Mais que peut-il sortir de Dieu le Père, sinon Dieu le Fils ? Que peut donner un Père ? père dit père d'un fils et ne dit que cela. Le don du Père, le don qu'il tire de soi, n'est autre que le Fils qui procède du Père - ek Patros. Le Père ne peut se donner tout entier qu'en donnant son Fils. Dieu a tant aimé le monde qu'il a donns son Fils unique (Jn. 3 ; 16). Le Fils est le don, la chose donnée. Mais le Fils est la sagesse et la volonté même du Père et, par conséquent le Père ne peut rien donner que par son Fils. Donc, en même temps que le Père donne son Fils, le Fils se donne lui-même : le Christ vous a aimés et s'est donné lui-même (Ephésiens 5 ; 2).

C'est ainsi que dans une même et unique donation le Père donne son Fils et le Fils se donne lui-même. Mais la donation est l'action de donner. Dans quelle action le Fils est-il donné par le Père et par lui-même ? Donne-t-on son Fils, se donne-t-on soi-même par caprice et pour ainsi parler, du bout des doigts ? Non pas : une telle donation part du fond même de l'être ; une action qui exécute un tel transfert est égale au donateur et au don. Dieu nous donne son Fils dans son propre Esprit - en Pneumati.

Puisque cet Esprit est l'action substantielle et subsistante du Père et du Fils, Il est la donation même - dôrea - acte subsistant du transfert. « Donateur, Don, Donation » : tels sont les caractères du Père, du Fils, du Saint-Esprit, par rapport à l'économie de notre justification surnaturelle.

Si les Grecs ont préféré le mot Donation, ce n'est pas que le titre de Don ne convienne pas aussi au Saint-Esprit.
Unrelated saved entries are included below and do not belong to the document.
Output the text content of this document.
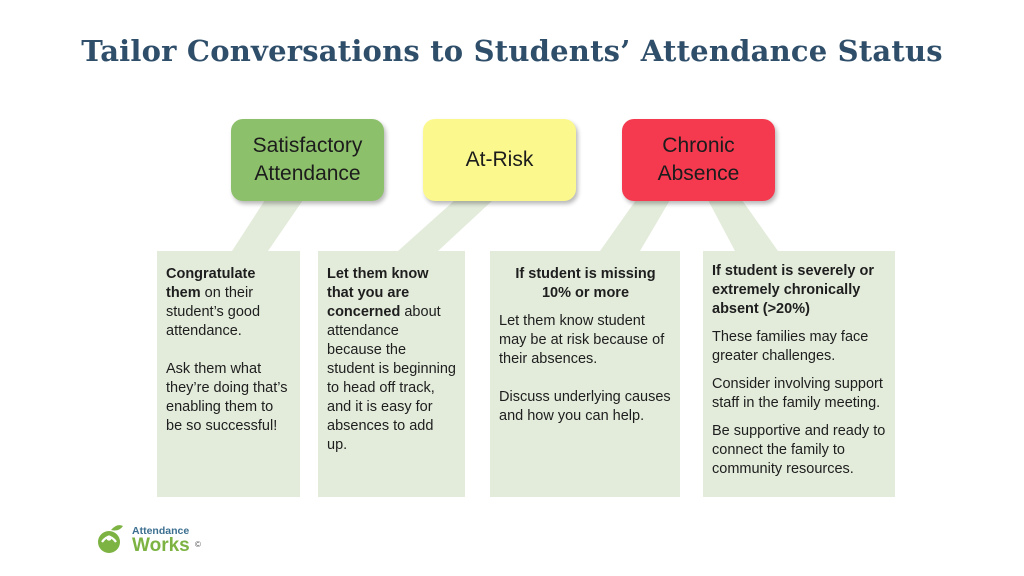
Tailor Conversations to Students’ Attendance Status
Satisfactory
Attendance
At-Risk
Chronic
Absence

Congratulate them on their student’s good attendance.

Ask them what they’re doing that’s enabling them to be so successful!

Let them know that you are concerned about attendance because the student is beginning to head off track, and it is easy for absences to add up.

If student is missing 10% or more

Let them know student may be at risk because of their absences.

Discuss underlying causes and how you can help.

If student is severely or extremely chronically absent (>20%)

These families may face greater challenges.

Consider involving support staff in the family meeting.

Be supportive and ready to connect the family to community resources.

Attendance
Works ©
Car si toute opération est un don de l'agent au patient, à combien plus forte raison, en est-il aussi d'une opération substantielle et subsistante ? Si toute donation est un cadeau, combien plus une donation qui est une Personne divine ? Les Latins ont donc eu raison d'appeler le Saint-Esprit Donum, puisque saint Hilaire nous montre dans l'Écriture que cette divine Personne est donnée, reçue, obtenue - donatur, accipitur, obtinetur.

Nous pouvons, d'ailleurs, unir la pensée grecque et la pensée latine, en nous inspirant d'une belle formule que j'ai déjà citée. Pour dépeindre la vie de la Trinité en elle-même, saint Bernard a dit :

Pater osculans, Filius osculatus, Spiritus osculum - le Père embrassant, le Fils embrassé, le baiser étant l'Esprit.

Pour exprimer la vie de la Trinité dans le chrétien, on peut dire :

Pater dans, Filius datus, Spiritus donum - le Père donnant, le Fils donné - le Don étant l'Esprit.

C'est un très beau parallélisme sylistique, mais le sens de ces deux phrases est-il réellement identique ?
Saint Bernard nous montre le Père embrassant le Fils. C'est une conception typiquement « filioquiste », où l'Esprit est le lien d'amour entre le Père et le Fils. Une relation n'est pas une personne : il est difficile d'imaginer qu'un baiser puisse tenir lieu d'une personne intégrale !

L'autre sentence nous montre le Père qui donne son Fils - à qui ? - à ses Disciples et à ceux qui, dans la foi, apprennent, par l'enseignement du Christ, à aimer et connaître le Père. Le Fils se donne lui-même aux êtres humains faits à l'Image de Dieu, par sa passion et sa résurrection. L'Esprit est le Don lui-même, en tant que Personne, qui vient demeurer au sein du croyant - et qui vivifie et fait croître la vie spirituelle de celui-ci.

Le première sentence donne une présentation de la vie intra-trinitaire, où nous avons quelque difficulté à reconnaître l'Esprit en la plénitude de son hypostase ; la deuxième sentence nous montre le processus de révélation trinitaire qui se déroule au sein de l'humanité. Dans ce processus, c'est l'Esprit-Saint en tant que « subsistent » - c'est-à-dire en tant que Personne - qui habite véritablement dans l'âme du croyant, le « divinisant » par ce fait même.